As a country grows, the middle class too grows, both financially and in sheer numbers. In a way, the aspirations and the journey of the middle class represents the aspirations and the journey of a country. And so, any government in power must pay adequate attention to this section of the society.
It is the middle class that contributes greatly to the country through their role as honest taxpayers. However, their contribution needs to be recognised and their tax burden eased. For this, the Modi government took a historic decision. That there is zero tax liability on a net taxable annual income of Rs. 5 lakh now, is a huge boost to the savings of the middle class. However, this is not a one-off move. The Modi government has consistently been taking steps to reduce the tax burden on the taxpayers. Here is how union budget has put more money into the hands of the middle class through the years.
• Budget 2014-15 – Basic tax exemption limit was hiked from Rs 2 lakh to Rs 2.5 lakh for the individual taxpayers
• Budget 2017-18 – Tax rate for individuals in the tax bracket of Rs. 2.5 lakh to Rs. 5 lakhs was reduced to 5 per cent from 10 per cent, offering a saving of another Rs. 12,500
• Budget 2019-20 – No income tax on taxable income up to Rs. 5,00,000
In fact, now there is even more money in the pocket of the middle class since a person with a gross salary of as much as Rs 7 lakhs, with the right savings and investments, can effectively pay no tax.
the advent of GST has further added to the reduction of the indirect tax burden. As the indirect tax system has got streamlined and rationalised, most of the essential and daily usable items and services have also been made available at very affordable rates to the middle class. For example, there were steep taxes on eating out earlier, which is now just 5 per cent. Subsuming of a number of taxes and cesses, both state and central, has ensured that logistics and other costs come down, which benefit the end consumer.

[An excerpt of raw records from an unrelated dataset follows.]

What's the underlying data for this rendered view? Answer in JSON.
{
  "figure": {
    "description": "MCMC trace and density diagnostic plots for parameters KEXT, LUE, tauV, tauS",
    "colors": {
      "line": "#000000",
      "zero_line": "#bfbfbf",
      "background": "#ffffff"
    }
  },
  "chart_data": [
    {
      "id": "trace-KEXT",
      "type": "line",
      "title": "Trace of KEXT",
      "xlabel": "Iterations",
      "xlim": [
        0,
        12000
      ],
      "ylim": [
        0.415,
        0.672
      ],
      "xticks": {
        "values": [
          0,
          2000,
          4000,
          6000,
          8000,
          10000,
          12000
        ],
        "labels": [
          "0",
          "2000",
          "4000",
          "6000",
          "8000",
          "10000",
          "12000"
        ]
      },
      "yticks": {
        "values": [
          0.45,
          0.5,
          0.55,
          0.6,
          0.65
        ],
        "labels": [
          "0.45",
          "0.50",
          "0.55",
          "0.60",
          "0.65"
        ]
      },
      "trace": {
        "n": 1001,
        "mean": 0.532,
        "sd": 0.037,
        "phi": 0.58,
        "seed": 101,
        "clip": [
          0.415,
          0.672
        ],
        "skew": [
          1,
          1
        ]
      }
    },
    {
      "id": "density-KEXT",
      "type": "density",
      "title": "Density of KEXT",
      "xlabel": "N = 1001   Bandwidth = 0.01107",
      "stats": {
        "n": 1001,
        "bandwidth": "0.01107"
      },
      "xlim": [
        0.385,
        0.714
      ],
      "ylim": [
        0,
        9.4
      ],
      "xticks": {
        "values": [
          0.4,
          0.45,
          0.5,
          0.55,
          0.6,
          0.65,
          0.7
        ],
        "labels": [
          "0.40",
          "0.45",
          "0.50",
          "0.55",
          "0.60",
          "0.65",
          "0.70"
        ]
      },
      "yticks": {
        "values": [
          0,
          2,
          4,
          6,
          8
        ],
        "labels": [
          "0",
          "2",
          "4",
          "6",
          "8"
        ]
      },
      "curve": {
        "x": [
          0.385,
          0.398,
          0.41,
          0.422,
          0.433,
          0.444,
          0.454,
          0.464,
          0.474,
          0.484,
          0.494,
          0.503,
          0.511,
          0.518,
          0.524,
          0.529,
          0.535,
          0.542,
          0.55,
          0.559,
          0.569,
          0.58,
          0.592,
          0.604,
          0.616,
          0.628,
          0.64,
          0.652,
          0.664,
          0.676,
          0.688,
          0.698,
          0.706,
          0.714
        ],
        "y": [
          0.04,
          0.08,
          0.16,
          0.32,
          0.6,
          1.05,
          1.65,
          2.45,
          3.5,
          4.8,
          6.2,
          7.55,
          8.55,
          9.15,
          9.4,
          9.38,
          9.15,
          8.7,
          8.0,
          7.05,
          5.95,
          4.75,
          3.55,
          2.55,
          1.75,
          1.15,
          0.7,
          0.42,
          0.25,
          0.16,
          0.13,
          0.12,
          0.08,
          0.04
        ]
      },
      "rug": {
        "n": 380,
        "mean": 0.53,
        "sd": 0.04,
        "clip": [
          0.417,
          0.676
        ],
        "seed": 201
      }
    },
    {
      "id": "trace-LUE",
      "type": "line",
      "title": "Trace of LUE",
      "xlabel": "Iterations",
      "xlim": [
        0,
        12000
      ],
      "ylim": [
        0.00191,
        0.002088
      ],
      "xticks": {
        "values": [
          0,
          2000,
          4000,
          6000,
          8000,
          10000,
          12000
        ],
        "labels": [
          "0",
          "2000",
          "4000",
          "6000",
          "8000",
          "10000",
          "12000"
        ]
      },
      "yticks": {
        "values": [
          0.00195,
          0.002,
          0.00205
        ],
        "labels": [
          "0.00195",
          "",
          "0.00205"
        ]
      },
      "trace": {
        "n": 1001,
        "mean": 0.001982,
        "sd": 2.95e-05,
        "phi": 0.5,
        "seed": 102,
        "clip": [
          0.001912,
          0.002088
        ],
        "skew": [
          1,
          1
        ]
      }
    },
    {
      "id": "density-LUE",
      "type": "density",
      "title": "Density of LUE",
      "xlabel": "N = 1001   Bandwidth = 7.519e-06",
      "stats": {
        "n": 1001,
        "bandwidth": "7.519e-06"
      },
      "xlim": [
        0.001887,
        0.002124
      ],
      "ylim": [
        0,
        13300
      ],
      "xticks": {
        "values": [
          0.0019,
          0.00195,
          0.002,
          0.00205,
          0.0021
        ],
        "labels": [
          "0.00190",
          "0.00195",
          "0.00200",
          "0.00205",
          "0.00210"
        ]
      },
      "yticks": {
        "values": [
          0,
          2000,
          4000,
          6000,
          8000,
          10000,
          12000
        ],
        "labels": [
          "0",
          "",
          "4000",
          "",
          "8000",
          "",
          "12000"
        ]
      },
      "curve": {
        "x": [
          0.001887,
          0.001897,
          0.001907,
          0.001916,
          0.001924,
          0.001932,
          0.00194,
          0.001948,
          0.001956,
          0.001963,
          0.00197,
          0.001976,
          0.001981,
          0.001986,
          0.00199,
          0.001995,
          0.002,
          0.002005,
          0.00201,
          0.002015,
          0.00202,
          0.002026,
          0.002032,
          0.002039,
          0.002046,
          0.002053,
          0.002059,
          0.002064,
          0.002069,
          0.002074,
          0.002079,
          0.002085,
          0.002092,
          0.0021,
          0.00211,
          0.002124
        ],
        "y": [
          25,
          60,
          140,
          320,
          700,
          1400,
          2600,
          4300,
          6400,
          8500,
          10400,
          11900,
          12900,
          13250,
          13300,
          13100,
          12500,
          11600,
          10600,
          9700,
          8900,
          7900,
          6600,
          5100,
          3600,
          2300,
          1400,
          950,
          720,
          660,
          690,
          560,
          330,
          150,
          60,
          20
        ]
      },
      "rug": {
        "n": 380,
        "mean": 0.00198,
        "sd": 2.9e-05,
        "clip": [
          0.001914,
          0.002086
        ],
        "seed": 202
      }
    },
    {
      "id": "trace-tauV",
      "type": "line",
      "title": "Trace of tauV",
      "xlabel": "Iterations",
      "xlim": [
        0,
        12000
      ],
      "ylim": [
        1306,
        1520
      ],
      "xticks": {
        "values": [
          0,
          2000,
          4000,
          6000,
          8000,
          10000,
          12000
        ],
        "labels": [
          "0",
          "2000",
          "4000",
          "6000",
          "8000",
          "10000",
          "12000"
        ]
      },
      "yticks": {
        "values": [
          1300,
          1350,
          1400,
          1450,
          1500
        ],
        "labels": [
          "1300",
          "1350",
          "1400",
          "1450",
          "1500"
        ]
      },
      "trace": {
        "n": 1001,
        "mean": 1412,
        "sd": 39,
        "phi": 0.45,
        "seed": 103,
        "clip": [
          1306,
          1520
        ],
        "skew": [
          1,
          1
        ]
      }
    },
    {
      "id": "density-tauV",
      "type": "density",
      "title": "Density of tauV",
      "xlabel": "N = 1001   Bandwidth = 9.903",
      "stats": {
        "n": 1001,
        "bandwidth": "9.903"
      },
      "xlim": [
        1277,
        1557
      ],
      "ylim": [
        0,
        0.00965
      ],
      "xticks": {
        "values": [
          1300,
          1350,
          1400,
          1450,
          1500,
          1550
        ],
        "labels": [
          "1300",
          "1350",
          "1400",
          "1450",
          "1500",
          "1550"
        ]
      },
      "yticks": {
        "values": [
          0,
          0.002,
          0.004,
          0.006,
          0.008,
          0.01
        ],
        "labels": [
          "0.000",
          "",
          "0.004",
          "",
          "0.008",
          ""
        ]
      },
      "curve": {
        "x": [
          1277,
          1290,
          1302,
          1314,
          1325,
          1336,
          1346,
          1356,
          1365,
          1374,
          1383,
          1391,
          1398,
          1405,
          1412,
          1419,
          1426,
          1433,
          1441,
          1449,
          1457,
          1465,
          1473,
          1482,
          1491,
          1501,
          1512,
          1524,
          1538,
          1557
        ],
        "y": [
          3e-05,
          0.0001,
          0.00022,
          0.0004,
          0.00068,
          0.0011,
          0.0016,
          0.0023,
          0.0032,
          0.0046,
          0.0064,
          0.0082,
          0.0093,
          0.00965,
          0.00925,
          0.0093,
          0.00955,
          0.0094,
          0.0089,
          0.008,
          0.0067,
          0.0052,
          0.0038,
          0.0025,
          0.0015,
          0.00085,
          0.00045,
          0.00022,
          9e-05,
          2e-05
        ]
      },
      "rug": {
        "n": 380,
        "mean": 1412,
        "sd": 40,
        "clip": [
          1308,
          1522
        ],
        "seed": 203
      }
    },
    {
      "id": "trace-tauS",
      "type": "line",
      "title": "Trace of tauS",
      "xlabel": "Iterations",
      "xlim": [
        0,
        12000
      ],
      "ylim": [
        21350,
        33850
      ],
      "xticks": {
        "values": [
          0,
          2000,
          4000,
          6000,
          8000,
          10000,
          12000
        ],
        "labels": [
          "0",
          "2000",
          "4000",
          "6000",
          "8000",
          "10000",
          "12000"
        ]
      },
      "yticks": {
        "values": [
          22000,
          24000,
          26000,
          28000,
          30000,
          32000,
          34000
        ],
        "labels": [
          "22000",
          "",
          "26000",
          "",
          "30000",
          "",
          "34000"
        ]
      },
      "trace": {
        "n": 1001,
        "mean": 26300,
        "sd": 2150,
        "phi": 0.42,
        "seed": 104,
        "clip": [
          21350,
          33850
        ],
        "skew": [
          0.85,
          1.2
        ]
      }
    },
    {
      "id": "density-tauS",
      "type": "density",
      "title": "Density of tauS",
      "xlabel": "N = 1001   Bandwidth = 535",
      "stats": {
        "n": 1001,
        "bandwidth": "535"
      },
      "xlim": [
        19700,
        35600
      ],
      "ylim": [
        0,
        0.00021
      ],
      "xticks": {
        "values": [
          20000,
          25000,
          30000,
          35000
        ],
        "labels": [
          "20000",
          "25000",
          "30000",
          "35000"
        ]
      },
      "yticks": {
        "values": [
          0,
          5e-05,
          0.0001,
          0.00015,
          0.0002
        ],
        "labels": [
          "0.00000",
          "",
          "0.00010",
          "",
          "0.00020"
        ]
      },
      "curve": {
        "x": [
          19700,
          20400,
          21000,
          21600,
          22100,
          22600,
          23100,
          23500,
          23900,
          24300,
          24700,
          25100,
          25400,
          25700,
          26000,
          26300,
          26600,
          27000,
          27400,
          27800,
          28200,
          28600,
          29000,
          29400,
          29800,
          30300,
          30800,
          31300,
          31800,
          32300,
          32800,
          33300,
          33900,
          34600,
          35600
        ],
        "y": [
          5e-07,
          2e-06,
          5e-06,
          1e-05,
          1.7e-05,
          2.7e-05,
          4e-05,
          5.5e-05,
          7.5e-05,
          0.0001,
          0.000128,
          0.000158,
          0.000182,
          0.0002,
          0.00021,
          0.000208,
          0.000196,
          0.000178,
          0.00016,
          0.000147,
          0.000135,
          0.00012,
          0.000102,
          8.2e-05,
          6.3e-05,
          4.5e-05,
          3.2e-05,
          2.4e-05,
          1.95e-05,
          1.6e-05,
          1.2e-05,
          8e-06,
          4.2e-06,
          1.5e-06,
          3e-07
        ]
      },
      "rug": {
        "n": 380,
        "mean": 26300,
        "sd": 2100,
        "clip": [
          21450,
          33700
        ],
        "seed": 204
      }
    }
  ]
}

Related to taxation, inflation was another big worry for the middle class, especially in the UPA era of double-digit inflation. In fact, in a way it is another indirect tax that directly impacts the middle class and the poor disproportionately. The reining in of inflation over the last five years, particularly for food prices, have been a relief for this class of people. If it was not for this, many families would have been spending around 35-40% more today on basic necessities.
All this can result in substantial savings for the middle class which they are free to deploy elsewhere for more aspirational pursuits.
Good education is key to building a great nation. After all, it is the quality of the human capital that makes or breaks the country. And the middle class forms an inalienable part of this human capital pool. The fall in interest rates on educational loans has ensured that more young minds pursue and fulfil their potential, lifting themselves and their families to the next level of prosperity.
Aspiration for a house of their own has been an evergreen middle class symbol. On housing loans too, interest rates have come down significantly between the UPA and the NDA eras, ensuring much lighten EMIs. Additionally, the credit linked subsidy scheme which further provides interest subvention is also available to middle income groups. This has helped more and more people are able to afford a home of their own. After all, it is in safe and secure homes that more dreams can bloom and come true.
The world over, wherever there has been development, middle class has been at the centre of it all. An empowered middle class makes an empowered nation. In other words, middle class plays an important role in nation-building itself. So, if the middle class is free from routine financial worries, or in more common language, free from food and shelter concerns, they can participate more constructively in building our country. The government of the day is ensuring just that.